A more detailed explanation and more examples can be found here (link follows).
To set up Epic reports, ask your department's Epic Power User or contact the RDM helpdesk.
To determine whether a study is feasible, it may be necessary to count or identify patients who are potentially eligible for participation. To avoid having to do this manually, which is both very time-consuming and suboptimal from a privacy perspective, Epic can be searched for this automatically.
There is a software application available that helps to gain insight into the size of specific patient populations within Amsterdam UMC, SlicerDicer. After specifying structured search criteria (e.g. diagnosis, medication, department), RDM can provide a list of patients meeting these criteria.
All researchers with access to Epic are able to use Slicer Dicer as a cohort identification tool. After specifying structured search criteria (e.g. diagnosis, medication, department) a list of patients is created in a given time frame. No patient numbers are available though. RDM can issue the data after all data request procedures are finalised.

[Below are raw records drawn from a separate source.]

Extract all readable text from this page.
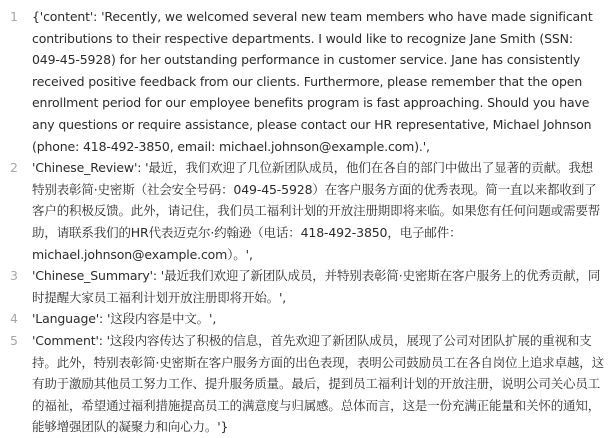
1 {'content': 'Recently, we welcomed several new team members who have made significant contributions to their respective departments. I would like to recognize Jane Smith (SSN: 049-45-5928) for her outstanding performance in customer service. Jane has consistently received positive feedback from our clients. Furthermore, please remember that the open enrollment period for our employee benefits program is fast approaching. Should you have any questions or require assistance, please contact our HR representative, Michael Johnson (phone: 418-492-3850, email: michael.johnson@example.com).',
2 'Chinese_Review': '最近，我们欢迎了几位新团队成员，他们在各自的部门中做出了显著的贡献。我想特别表彰简·史密斯（社会安全号码：049-45-5928）在客户服务方面的优秀表现。简一直以来都收到了客户的积极反馈。此外，请记住，我们员工福利计划的开放注册期即将来临。如果您有任何问题或需要帮助，请联系我们的HR代表迈克尔·约翰逊（电话：418-492-3850，电子邮件：michael.johnson@example.com）。',
3 'Chinese_Summary': '最近我们欢迎了新团队成员，并特别表彰简·史密斯在客户服务上的优秀贡献，同时提醒大家员工福利计划开放注册即将开始。',
4 'Language': '这段内容是中文。',
5 'Comment': '这段内容传达了积极的信息，首先欢迎了新团队成员，展现了公司对团队扩展的重视和支持。此外，特别表彰简·史密斯在客户服务方面的出色表现，表明公司鼓励员工在各自岗位上追求卓越，这有助于激励其他员工努力工作、提升服务质量。最后，提到员工福利计划的开放注册，说明公司关心员工的福祉，希望通过福利措施提高员工的满意度与归属感。总体而言，这是一份充满正能量和关怀的通知，能够增强团队的凝聚力和向心力。'}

Creating patient overviews
SlicerDicer is an Epic tool with which you create your own patient overviews. SlicerDicer is a powerful data exploration tool for clinical questions. Using SlicerDicer, you can easily search Epic for your intended study population. SlicerDicer also lets you explore trends by easily refining your search queries. Trends can also be explored at the level of individual patients.
For an overview, see the wiki pages on the website of the EvA Service Centre:
- Epic:SlicerDicer data models
- Epic:SlicerDicer and adding patients to a patient list
- Epic:SlicerDicer advanced tips
- Epic:SlicerDicer manual
- Epic:SlicerDicer access and permissions
Notifications for eligible new patients
Best Practice Advisories (BPAs) are real-time pop-ups that can alert clinicians to a potential study participant based on patient characteristics such as, medication use, diagnosis, specific problem, lab or observation list value, etc. It is also possible to send a BPA to an individual’s EPIC ‘In Basket’, e.g. the study coordinator, who can then contact the patient. You can also set up BPAs to be notified when study participants are administered a drug that would result in their exclusion. BPAs are configured to be displayed only for a specific site, department or user role. When a patient opts not to participate in a study, that particular notification will be suppressed in the future.

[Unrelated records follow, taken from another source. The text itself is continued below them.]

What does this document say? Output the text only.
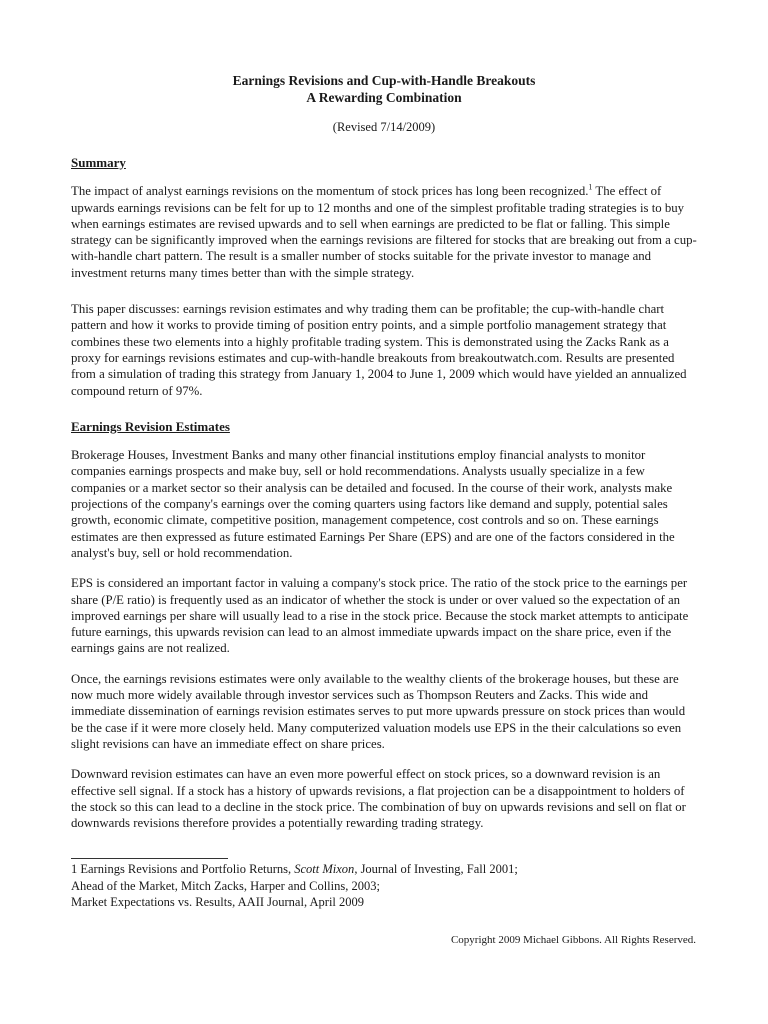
Earnings Revisions and Cup-with-Handle Breakouts
A Rewarding Combination
(Revised 7/14/2009)
Summary

The impact of analyst earnings revisions on the momentum of stock prices has long been recognized.$^1$ The effect of upwards earnings revisions can be felt for up to 12 months and one of the simplest profitable trading strategies is to buy when earnings estimates are revised upwards and to sell when earnings are predicted to be flat or falling. This simple strategy can be significantly improved when the earnings revisions are filtered for stocks that are breaking out from a cup-with-handle chart pattern. The result is a smaller number of stocks suitable for the private investor to manage and investment returns many times better than with the simple strategy.

This paper discusses: earnings revision estimates and why trading them can be profitable; the cup-with-handle chart pattern and how it works to provide timing of position entry points, and a simple portfolio management strategy that combines these two elements into a highly profitable trading system. This is demonstrated using the Zacks Rank as a proxy for earnings revisions estimates and cup-with-handle breakouts from breakoutwatch.com. Results are presented from a simulation of trading this strategy from January 1, 2004 to June 1, 2009 which would have yielded an annualized compound return of 97%.

Earnings Revision Estimates

Brokerage Houses, Investment Banks and many other financial institutions employ financial analysts to monitor companies earnings prospects and make buy, sell or hold recommendations. Analysts usually specialize in a few companies or a market sector so their analysis can be detailed and focused. In the course of their work, analysts make projections of the company's earnings over the coming quarters using factors like demand and supply, potential sales growth, economic climate, competitive position, management competence, cost controls and so on. These earnings estimates are then expressed as future estimated Earnings Per Share (EPS) and are one of the factors considered in the analyst's buy, sell or hold recommendation.

EPS is considered an important factor in valuing a company's stock price. The ratio of the stock price to the earnings per share (P/E ratio) is frequently used as an indicator of whether the stock is under or over valued so the expectation of an improved earnings per share will usually lead to a rise in the stock price. Because the stock market attempts to anticipate future earnings, this upwards revision can lead to an almost immediate upwards impact on the share price, even if the earnings gains are not realized.

Once, the earnings revisions estimates were only available to the wealthy clients of the brokerage houses, but these are now much more widely available through investor services such as Thompson Reuters and Zacks. This wide and immediate dissemination of earnings revision estimates serves to put more upwards pressure on stock prices than would be the case if it were more closely held. Many computerized valuation models use EPS in the their calculations so even slight revisions can have an immediate effect on share prices.

Downward revision estimates can have an even more powerful effect on stock prices, so a downward revision is an effective sell signal. If a stock has a history of upwards revisions, a flat projection can be a disappointment to holders of the stock so this can lead to a decline in the stock price. The combination of buy on upwards revisions and sell on flat or downwards revisions therefore provides a potentially rewarding trading strategy.

1 Earnings Revisions and Portfolio Returns, Scott Mixon, Journal of Investing, Fall 2001;
Ahead of the Market, Mitch Zacks, Harper and Collins, 2003;
Market Expectations vs. Results, AAII Journal, April 2009
Copyright 2009 Michael Gibbons. All Rights Reserved.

The EHR data of patients included in the study can be extracted afterwards (see Data extraction from the EHR for the procedure, conditions and templates). To use these tools, please contact the RDM helpdesk. We will provide advice on using the right application and carry out the cohort identification process together if you wish to use SlicerDicer.
Snowflake is a data warehouse made suitable for the storage, transformation and release of highly confidential (time-series) data originating from Philips bed monitors. Large amounts of vital data obtained via bed monitoring (e.g. continuous blood pressure and ECG data) are now accessible via the Snowflake cloud solution. Good performance and maximum scalability make it possible to query and release these data.

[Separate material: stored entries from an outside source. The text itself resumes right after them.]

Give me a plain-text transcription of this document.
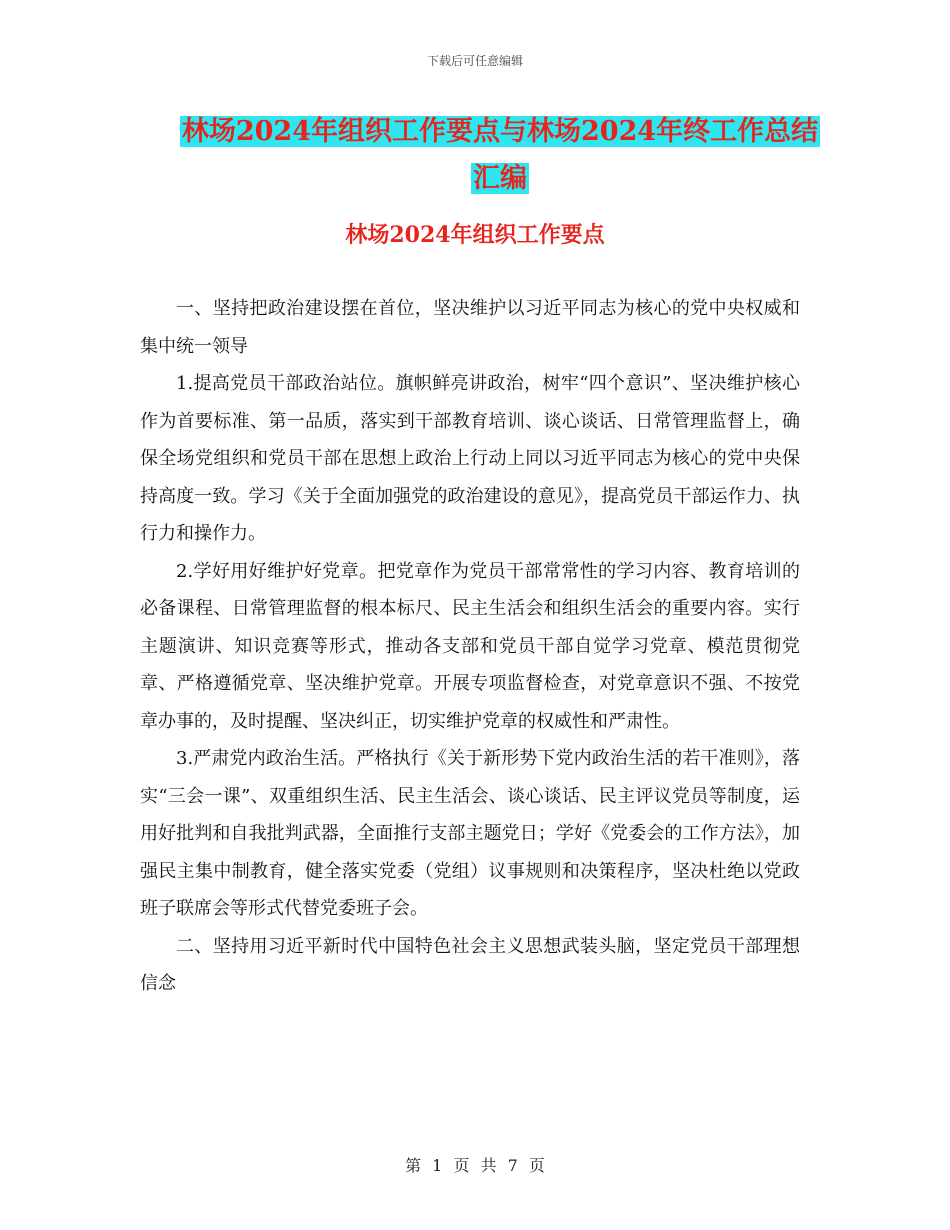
下载后可任意编辑
林场2024年组织工作要点与林场2024年终工作总结
汇编
林场2024年组织工作要点

一、坚持把政治建设摆在首位，坚决维护以习近平同志为核心的党中央权威和集中统一领导

1.提高党员干部政治站位。旗帜鲜亮讲政治，树牢“四个意识”、坚决维护核心作为首要标准、第一品质，落实到干部教育培训、谈心谈话、日常管理监督上，确保全场党组织和党员干部在思想上政治上行动上同以习近平同志为核心的党中央保持高度一致。学习《关于全面加强党的政治建设的意见》，提高党员干部运作力、执行力和操作力。

2.学好用好维护好党章。把党章作为党员干部常常性的学习内容、教育培训的必备课程、日常管理监督的根本标尺、民主生活会和组织生活会的重要内容。实行主题演讲、知识竞赛等形式，推动各支部和党员干部自觉学习党章、模范贯彻党章、严格遵循党章、坚决维护党章。开展专项监督检查，对党章意识不强、不按党章办事的，及时提醒、坚决纠正，切实维护党章的权威性和严肃性。

3.严肃党内政治生活。严格执行《关于新形势下党内政治生活的若干准则》，落实“三会一课”、双重组织生活、民主生活会、谈心谈话、民主评议党员等制度，运用好批判和自我批判武器，全面推行支部主题党日；学好《党委会的工作方法》，加强民主集中制教育，健全落实党委（党组）议事规则和决策程序，坚决杜绝以党政班子联席会等形式代替党委班子会。

二、坚持用习近平新时代中国特色社会主义思想武装头脑，坚定党员干部理想信念

第 1 页 共 7 页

Monitoring data can be used for research, monitoring and dash boarding, e.g. for developing (predictive) algorithms in the context of Health Data Science.
The Adult Intensive Care and Neonatal Intensive Care departments are heavy users of this application and have their own data scientist(s) to extract and analyze the data. Other departments can access the application or request a data extract via the RDM helpdesk.
Data may only be released in compliance with SOP 002 Reuse of health care data for the purpose of research. To make a request, submit the following request form: F01 Health care data extraction request.